At the end of the day it appears that even if in the short term the procedure is not clear to all administrative personnel, that once all the dust settles foreigners will no longer have to submit their original passport for two weeks. It now seems that certain paperwork will suffice and a new “card” will be provided that has to be returned to the issuing immigration authority when leaving the city or the country. It is advisable however to keep at least a copy of this card. The bottom line is that the system has now shifted from a paper and stamping system to a national database which will track everyone’s movements. Although it seems more Orwellian, it really should make everyone’s life a lot simpler in the long term. One of the other main differences is that according to the prior practice it seems that the immigration card and city registration stamps were only relevant if one was “carded” on the street; whereas the airport was only concerned if the exiting passport holder had a valid nonexpired visa and a valid entry stamp; even to the extent that the airport officials would not be bothered if there was an absence of an immigration card. It seems that according to most local legal experts, that exiting foreigners were not checked to see if they were properly registered in the various cities that they traveled as of the date of entry into Russia. According to the new system however, it appears that the computer will show the exiting passport checker if the foreigner had a good and clean chain of title (ie didn’t have any “city registration gaps” during their Russian sojourn).

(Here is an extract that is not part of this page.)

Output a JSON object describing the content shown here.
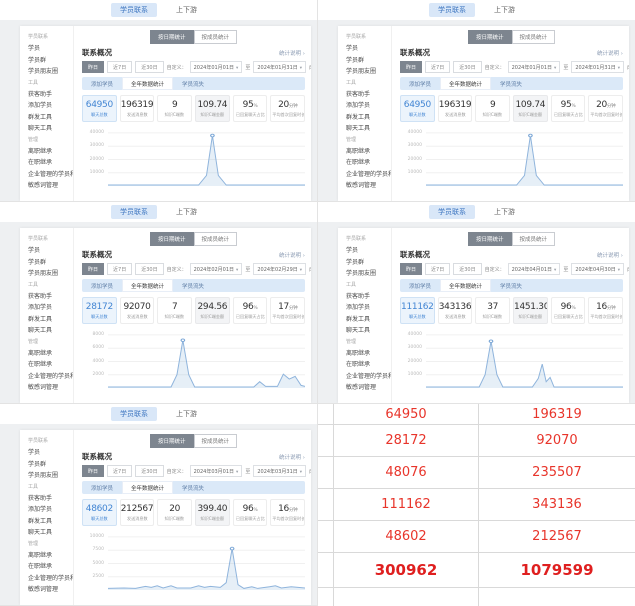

All Passport Magazine readers and foreign passport holders are hereby advised to pay close attention to the new rules, keep a watch on the local press, and ask their legal advisers about any upcoming changes; and, most of all, do not allow any registration gaps as this may result in fines or administrative violations.
For visitors ‘on the move’ Timur Beslangurov, the managing partner of Vista Foreign Business Support and an immigration lawyer, points out that the new rules require your registration only if you are in a city for more than three working days. If you stay on the move visiting Moscow and St Petersburg and even another provincial city, never spend more than three working days in each then you don’t have to register at all!
VFBS has prepared an intelligent and helpful practical interpretation of the new legislation and how it is applied. This is available on their website at www.vfbs.ru.